### Detecting outliers using standard deviations

• Following my question here, I am wondering if there are strong views for or against the use of standard deviation to detect outliers (e.g. any datapoint that is more than 2 standard deviation is an outlier).

I know this is dependent on the context of the study, for instance a data point, 48kg, will certainly be an outlier in a study of babies' weight but not in a study of adults' weight.

Outliers are the result of a number of factors such as data entry mistakes. In my case, these processes are robust.

I guess the question I am asking is: Is using standard deviation a sound method for detecting outliers?

You say, "In my case these processes are robust". Meaning what? That you're sure you don't have data entry mistakes?

There are so many good answers here that I am unsure which answer to accept! Any guidance on this would be helpful

In general, select the one that you feel answers your question most directly and clearly, and if it's too hard to tell, I'd go with the one with the highest votes. Even it's a bit painful to decide which one, it's important to reward someone who took the time to answer.

P.S. Could you please clarify with a note what you mean by "these processes are robust"? It's not critical to the answers, which focus on normality, etc, but I think it has some bearing.

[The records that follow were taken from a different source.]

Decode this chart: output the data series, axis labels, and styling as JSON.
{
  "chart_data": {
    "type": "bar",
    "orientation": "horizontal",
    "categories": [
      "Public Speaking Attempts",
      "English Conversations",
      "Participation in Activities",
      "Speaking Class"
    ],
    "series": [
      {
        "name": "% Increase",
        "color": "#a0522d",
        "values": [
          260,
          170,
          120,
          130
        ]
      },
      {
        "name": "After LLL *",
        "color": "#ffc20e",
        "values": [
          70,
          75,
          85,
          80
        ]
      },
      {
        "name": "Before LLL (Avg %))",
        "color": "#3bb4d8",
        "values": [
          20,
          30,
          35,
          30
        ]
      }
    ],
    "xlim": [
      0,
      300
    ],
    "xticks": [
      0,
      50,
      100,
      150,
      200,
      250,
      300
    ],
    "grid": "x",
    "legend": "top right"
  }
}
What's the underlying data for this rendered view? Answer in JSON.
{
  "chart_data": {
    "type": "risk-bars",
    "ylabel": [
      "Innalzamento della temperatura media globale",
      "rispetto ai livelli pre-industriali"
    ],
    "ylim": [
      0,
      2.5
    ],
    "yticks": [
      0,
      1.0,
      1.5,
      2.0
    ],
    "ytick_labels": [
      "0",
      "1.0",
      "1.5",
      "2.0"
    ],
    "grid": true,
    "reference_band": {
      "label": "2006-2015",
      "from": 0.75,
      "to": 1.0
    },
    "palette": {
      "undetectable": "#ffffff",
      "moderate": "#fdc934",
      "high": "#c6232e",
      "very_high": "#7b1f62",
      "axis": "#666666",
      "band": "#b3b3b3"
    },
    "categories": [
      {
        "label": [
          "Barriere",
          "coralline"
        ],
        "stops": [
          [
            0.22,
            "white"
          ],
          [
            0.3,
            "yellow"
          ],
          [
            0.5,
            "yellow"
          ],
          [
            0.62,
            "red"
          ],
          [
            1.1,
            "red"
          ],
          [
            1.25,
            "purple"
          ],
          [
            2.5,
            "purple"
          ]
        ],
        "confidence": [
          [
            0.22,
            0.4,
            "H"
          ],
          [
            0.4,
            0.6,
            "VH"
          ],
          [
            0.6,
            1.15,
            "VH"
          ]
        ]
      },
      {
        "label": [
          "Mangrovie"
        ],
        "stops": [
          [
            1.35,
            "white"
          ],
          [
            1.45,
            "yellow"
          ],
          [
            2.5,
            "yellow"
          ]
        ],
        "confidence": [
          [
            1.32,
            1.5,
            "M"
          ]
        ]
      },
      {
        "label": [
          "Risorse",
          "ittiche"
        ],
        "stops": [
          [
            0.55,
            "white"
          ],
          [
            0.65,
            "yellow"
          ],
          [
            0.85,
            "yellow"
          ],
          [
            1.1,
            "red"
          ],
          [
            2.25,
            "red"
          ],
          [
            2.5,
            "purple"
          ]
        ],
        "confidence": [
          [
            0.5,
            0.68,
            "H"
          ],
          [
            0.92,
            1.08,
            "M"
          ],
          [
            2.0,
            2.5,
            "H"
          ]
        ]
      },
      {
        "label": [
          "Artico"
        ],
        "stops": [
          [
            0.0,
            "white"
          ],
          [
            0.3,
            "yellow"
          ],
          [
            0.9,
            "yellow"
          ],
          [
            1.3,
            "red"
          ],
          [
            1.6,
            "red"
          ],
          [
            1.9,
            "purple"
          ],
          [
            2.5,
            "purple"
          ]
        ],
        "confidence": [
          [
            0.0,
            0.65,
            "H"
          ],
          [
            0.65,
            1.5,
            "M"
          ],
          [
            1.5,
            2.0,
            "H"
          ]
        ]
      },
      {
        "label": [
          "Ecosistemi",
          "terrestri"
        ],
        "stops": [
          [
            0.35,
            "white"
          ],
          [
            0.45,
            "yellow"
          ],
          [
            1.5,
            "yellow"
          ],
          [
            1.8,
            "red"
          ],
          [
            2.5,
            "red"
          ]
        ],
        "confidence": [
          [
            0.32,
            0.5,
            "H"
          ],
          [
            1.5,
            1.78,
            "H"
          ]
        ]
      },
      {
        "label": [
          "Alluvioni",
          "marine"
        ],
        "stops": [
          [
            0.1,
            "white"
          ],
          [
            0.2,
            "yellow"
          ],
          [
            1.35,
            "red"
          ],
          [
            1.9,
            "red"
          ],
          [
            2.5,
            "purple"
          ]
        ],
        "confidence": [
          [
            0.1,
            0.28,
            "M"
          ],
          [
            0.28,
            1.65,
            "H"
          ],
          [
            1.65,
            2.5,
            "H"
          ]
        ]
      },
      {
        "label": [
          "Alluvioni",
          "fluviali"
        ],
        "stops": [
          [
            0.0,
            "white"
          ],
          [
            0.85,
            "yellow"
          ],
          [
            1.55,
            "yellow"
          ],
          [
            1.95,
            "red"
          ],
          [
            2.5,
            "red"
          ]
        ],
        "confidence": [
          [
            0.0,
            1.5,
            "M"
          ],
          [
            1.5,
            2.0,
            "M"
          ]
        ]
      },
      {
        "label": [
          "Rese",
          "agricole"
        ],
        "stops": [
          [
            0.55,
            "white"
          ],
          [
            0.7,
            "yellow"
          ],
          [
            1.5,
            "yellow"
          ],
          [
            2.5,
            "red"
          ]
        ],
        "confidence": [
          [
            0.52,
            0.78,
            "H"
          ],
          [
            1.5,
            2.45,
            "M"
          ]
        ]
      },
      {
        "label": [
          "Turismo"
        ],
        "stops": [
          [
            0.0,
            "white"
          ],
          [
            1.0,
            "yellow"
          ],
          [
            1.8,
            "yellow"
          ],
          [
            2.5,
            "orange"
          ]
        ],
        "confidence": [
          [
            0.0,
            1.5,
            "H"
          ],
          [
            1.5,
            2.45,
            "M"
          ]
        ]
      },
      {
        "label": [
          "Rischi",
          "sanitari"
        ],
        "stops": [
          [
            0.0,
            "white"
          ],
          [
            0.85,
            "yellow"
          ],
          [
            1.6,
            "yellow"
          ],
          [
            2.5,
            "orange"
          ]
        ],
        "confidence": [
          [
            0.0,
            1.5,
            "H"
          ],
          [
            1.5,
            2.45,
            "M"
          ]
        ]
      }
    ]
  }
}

Outliers are not model-free. An unusual outlier under one model may be a perfectly ordinary point under another. The first question should be "why are you trying to detect outliers?" (rather than do something else, like use methods robust to them), and the second would be "what makes an observation an outlier in your particular application?"

To add to Glen_b's comment which I agree with the issue becomes more complex with multivariate data. My article "The influence function and its application to data validation" discusses this along with real world applications. It appeared in the American Journal of Mathematical and Management Sciences in 1982.

8 years ago

Some outliers are clearly impossible. You mention 48 kg for baby weight. This is clearly an error. That's not a statistical issue, it's a substantive one. There are no 48 kg human babies. Any statistical method will identify such a point.

Personally, rather than rely on any test (even appropriate ones, as recommended by @Michael) I would graph the data. Showing that a certain data value (or values) are unlikely under some hypothesized distribution does not mean the value is wrong and therefore values shouldn't be automatically deleted just because they are extreme.

In addition, the rule you propose (2 SD from the mean) is an old one that was used in the days before computers made things easy. If N is 100,000, then you certainly expect quite a few values more than 2 SD from the mean, even if there is a perfect normal distribution.

But what if the distribution is wrong? Suppose, in the population, the variable in question is not normally distributed but has heavier tails than that?

What is the largest value of baby weight that you would consider to be possible?

I don't know. But one could look up the record. According to answers.com (from a quick google) it was 23.12 pounds, born to two parents with gigantism. If I was doing the research, I'd check further.

What if one cannot visually inspect the data (i.e. it might be part of an automatic process?)

Add graphs to the automation, somehow.